Simon Biyong, nessun timore di Russo, lo batto e mi tengo la cintura

Ciao Simon benvenuto su Spirito Guerriero, come stai?

Ciao Luca, sto bene, in forma Grazie!

Partiamo da qualche domanda conoscitiva del tuo percorso marziale, che inizia quando?

Il mio percorso marziale, e specialmente nelle arti marziali miste inizia nella X1 BOXING GENOVA del Maestro Mauro Salis, nel 2016 nella città di Genova.

Cosa ti ha spinto ad entrare nel professionismo nelle MMA?

La piccola storia dietro é che prima di interessarmi alle MMA giocavo a Basket, uno sport che praticavo già da quasi 10 anni fino alla cat. promozione in italia. Nel 2015 partecipai ad un campionato regionale di pallacanestro, insieme alla squadra di Varazze, purtroppo la stagione era andata male e iniziavano a mancare le soddisfazioni nella pratica di questo sport e la vedevo difficile. Essendo io una persona a cui piace la competizione e tra virgolette vincere, avevo deciso di provare un altro sport, qualcosa di diverso e più stimolante. Così arriva l’incontro con le MMA, una disciplina a mio parere molto più difficile e pericolosa della pallacanestro, dove la vittoria dipende al 100% da te stesso. Devo dire che le arti marziali hanno avuto ed hanno tutt’ora una grande influenza anche nella mia vita di tutti giorni con famiglia e amici. Mi é sempre piaciuto fare dello sport, mettermi alla prova imparando nuove cose, e poterci vivere sopra e diventato un obbiettivo raggiungibile grazie alle MMA.

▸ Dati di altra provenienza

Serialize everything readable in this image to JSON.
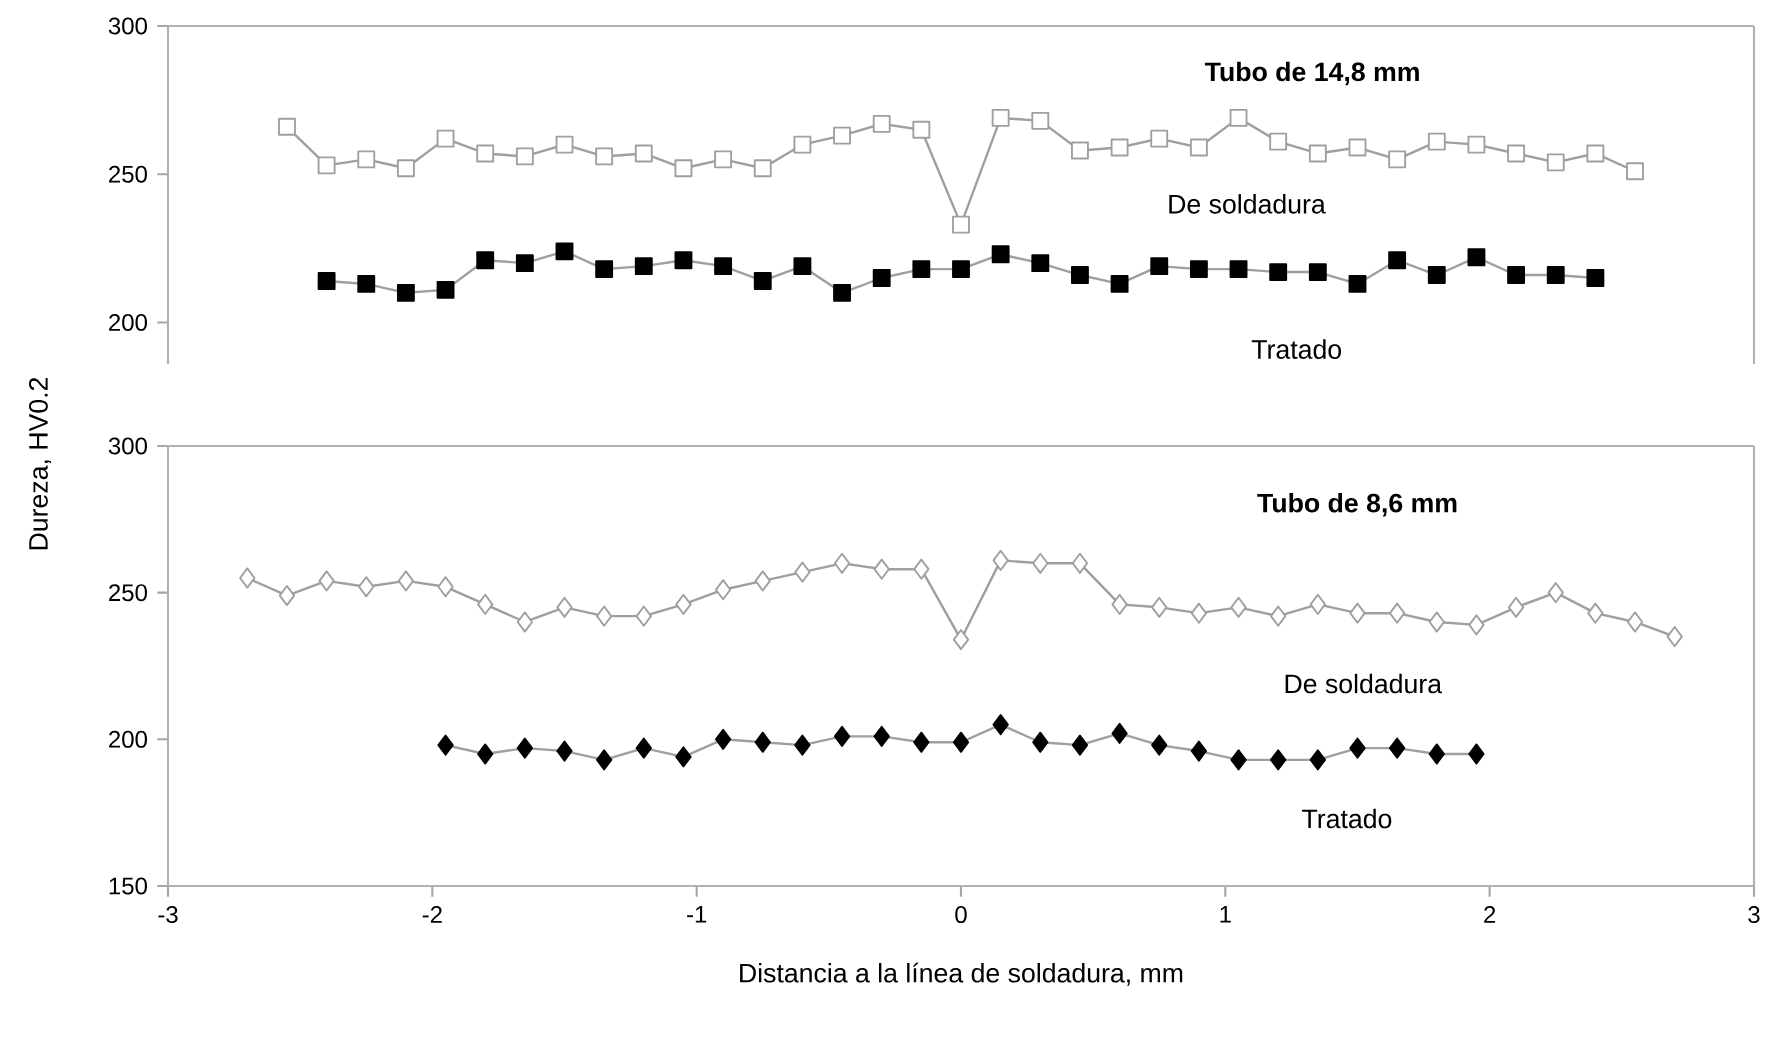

Da chi è composto il tuo Team, e con chi prepari se diversamente questo incontro?

Principalmente il mio Team é composto dal mio Coach Mauro Salis e dal mio amico e secondo all’angolo, Manuel Tripodo. Questo incontro lo preparo come al solito con il mio maestro e miei Sparring Partner in palestra.

Difendi la tua cintura dello Slam contro un veterano, Fabio Russo, lo conosci che ne pensi?

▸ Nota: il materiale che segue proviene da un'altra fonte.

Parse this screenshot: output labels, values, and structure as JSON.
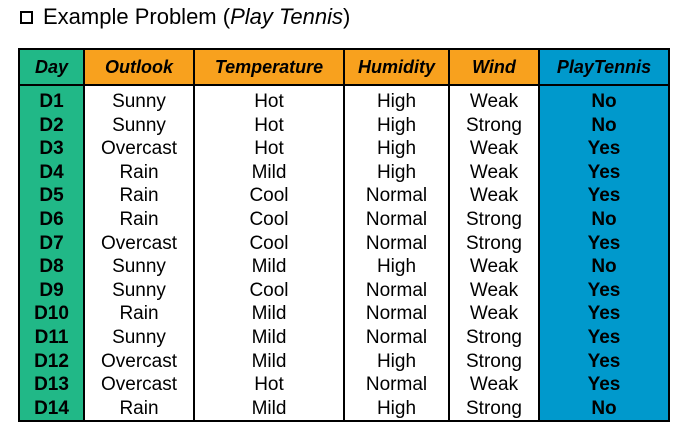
{
  "title": {
    "parts": [
      "Example Problem (",
      "Play Tennis",
      ")"
    ]
  },
  "table": {
    "headers": [
      "Day",
      "Outlook",
      "Temperature",
      "Humidity",
      "Wind",
      "PlayTennis"
    ],
    "rows": [
      [
        "D1",
        "Sunny",
        "Hot",
        "High",
        "Weak",
        "No"
      ],
      [
        "D2",
        "Sunny",
        "Hot",
        "High",
        "Strong",
        "No"
      ],
      [
        "D3",
        "Overcast",
        "Hot",
        "High",
        "Weak",
        "Yes"
      ],
      [
        "D4",
        "Rain",
        "Mild",
        "High",
        "Weak",
        "Yes"
      ],
      [
        "D5",
        "Rain",
        "Cool",
        "Normal",
        "Weak",
        "Yes"
      ],
      [
        "D6",
        "Rain",
        "Cool",
        "Normal",
        "Strong",
        "No"
      ],
      [
        "D7",
        "Overcast",
        "Cool",
        "Normal",
        "Strong",
        "Yes"
      ],
      [
        "D8",
        "Sunny",
        "Mild",
        "High",
        "Weak",
        "No"
      ],
      [
        "D9",
        "Sunny",
        "Cool",
        "Normal",
        "Weak",
        "Yes"
      ],
      [
        "D10",
        "Rain",
        "Mild",
        "Normal",
        "Weak",
        "Yes"
      ],
      [
        "D11",
        "Sunny",
        "Mild",
        "Normal",
        "Strong",
        "Yes"
      ],
      [
        "D12",
        "Overcast",
        "Mild",
        "High",
        "Strong",
        "Yes"
      ],
      [
        "D13",
        "Overcast",
        "Hot",
        "Normal",
        "Weak",
        "Yes"
      ],
      [
        "D14",
        "Rain",
        "Mild",
        "High",
        "Strong",
        "No"
      ]
    ]
  }
}
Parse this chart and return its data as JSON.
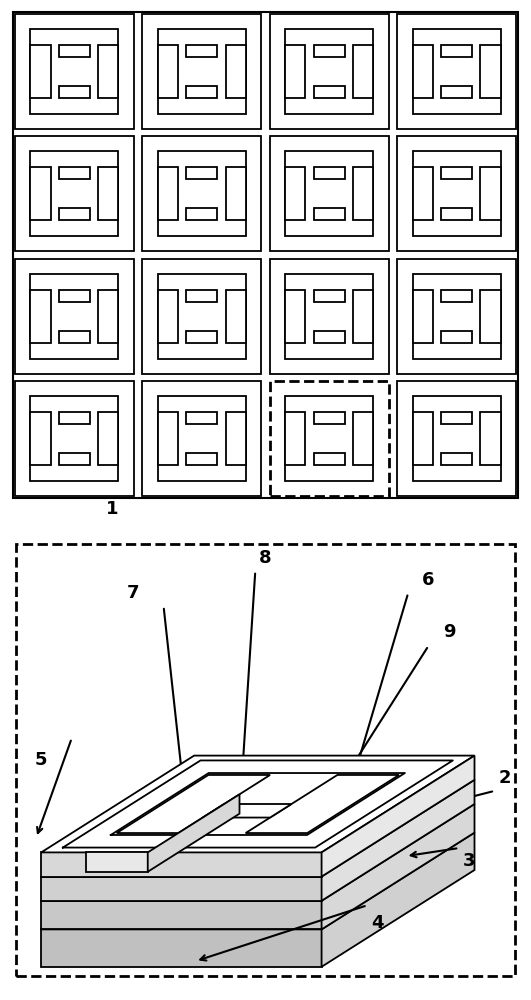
{
  "fig_width": 5.31,
  "fig_height": 10.0,
  "dpi": 100,
  "bg_color": "#ffffff",
  "line_color": "#000000",
  "grid_rows": 4,
  "grid_cols": 4,
  "label_fontsize": 13
}
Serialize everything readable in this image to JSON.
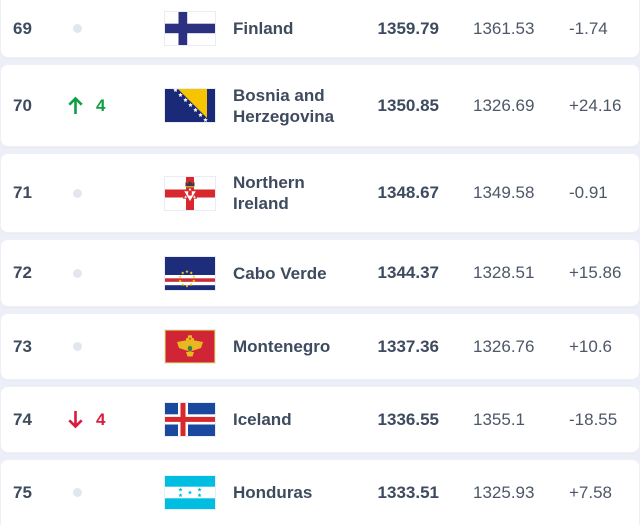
{
  "colors": {
    "background": "#edeff8",
    "card": "#ffffff",
    "text_primary": "#3e4a5e",
    "text_secondary": "#4d5768",
    "up_green": "#0f9e43",
    "down_red": "#d81b3e",
    "no_change_dot": "#e2e6ee"
  },
  "ranking_table": {
    "rows": [
      {
        "rank": "69",
        "movement": {
          "direction": "none",
          "places": ""
        },
        "country": "Finland",
        "flag": "finland",
        "points": "1359.79",
        "previous_points": "1361.53",
        "change": "-1.74"
      },
      {
        "rank": "70",
        "movement": {
          "direction": "up",
          "places": "4"
        },
        "country": "Bosnia and Herzegovina",
        "flag": "bosnia-and-herzegovina",
        "points": "1350.85",
        "previous_points": "1326.69",
        "change": "+24.16"
      },
      {
        "rank": "71",
        "movement": {
          "direction": "none",
          "places": ""
        },
        "country": "Northern Ireland",
        "flag": "northern-ireland",
        "points": "1348.67",
        "previous_points": "1349.58",
        "change": "-0.91"
      },
      {
        "rank": "72",
        "movement": {
          "direction": "none",
          "places": ""
        },
        "country": "Cabo Verde",
        "flag": "cabo-verde",
        "points": "1344.37",
        "previous_points": "1328.51",
        "change": "+15.86"
      },
      {
        "rank": "73",
        "movement": {
          "direction": "none",
          "places": ""
        },
        "country": "Montenegro",
        "flag": "montenegro",
        "points": "1337.36",
        "previous_points": "1326.76",
        "change": "+10.6"
      },
      {
        "rank": "74",
        "movement": {
          "direction": "down",
          "places": "4"
        },
        "country": "Iceland",
        "flag": "iceland",
        "points": "1336.55",
        "previous_points": "1355.1",
        "change": "-18.55"
      },
      {
        "rank": "75",
        "movement": {
          "direction": "none",
          "places": ""
        },
        "country": "Honduras",
        "flag": "honduras",
        "points": "1333.51",
        "previous_points": "1325.93",
        "change": "+7.58"
      }
    ]
  }
}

Hai detto veterano, quindi difficile non conoscerlo. Abbiamo combattuto nel 2017 nella stessa Card, nell’evento Ludus Magnus dove avevo vinto il mio primo titolo di campione italiano MMA Pro. È conosciuto come uno forte striker e sicuramente sarà anche bravo a terra. Affrontarlo é una sfida grande per me anche perché l’esperienza sta dalla sua parte.

Sei più giovane del tuo avversario e hai un discreto vantaggio nell’allungo, pensi che queste specifiche saranno fondamentali per vincere l’incontro?

Ovviamente sono delle specifiche da non sottovalutare, ma personalmente non penso che saranno fondamentali nella mia vittoria contro Fabio Russo. Se ha accettato l’incontro sarà perché lui come me, sappiamo che nella gabbia può capitare tutto. Quindi sono preparato per utilizzare tutti i miei punti forti ma anche i punti forti e deboli del mio avversario, per portare la cintura a casa.

Oltre le MMA cosa ti piace fare?

Oltre le MMA, mi piace passare del tempo insieme alla mia famiglia, la mia fidanzata e il nostro cucciolo di 7 mesi. In parallelo sono pittore e promotore di un studio artistico e pubblicitario che opera nella vendita di quadri e prestazioni di servizi nel campo della grafica.

Lo Slam è sempre stato un bel palcoscenico da cui molti sono partiti per arrivare lontano, tu dove vorresti arrivare in questo sport?

A breve termine, vorrei crescere tecnicamente per poter affrontare i livelli più alti della competizione nelle MMA internazionali. Perché come sai questo sport é molto complesso e c’e’ tanto da imparare.

Quanto conta per te la cintura di campione?

Agli occhi di un competitore, la cintura rappresenta il coronamento dei suoi sacrifici negli allenamenti, é un aspetto molto importante. Un altro aspetto é il fatto che attraverso queste piccole vittorie che abbiamo noi sulla vita, tante persone magari potranno trovarci fonte di motivazione per realizzare cose più grandi. Giusto per dire che in realtà non voglio vincere solo per me.

Manda un messaggio al tuo avversario e ai tuoi fans che verranno a vederti…

Al mio avversario voglio dire che lo ringrazio in anticipo di condividere la gabbia con me, e che vinca il migliore. A tutti quelli mi vogliono vedere vincitore, vi ringrazio tanto del tifo, darò il massimo per mantenere la cintura a casa.

Ti ringrazio e ti auguro in bocca al lupo!

Ti ringrazio io Luca dell’intervista, ci vediamo il 3 Febbraio a Firenze.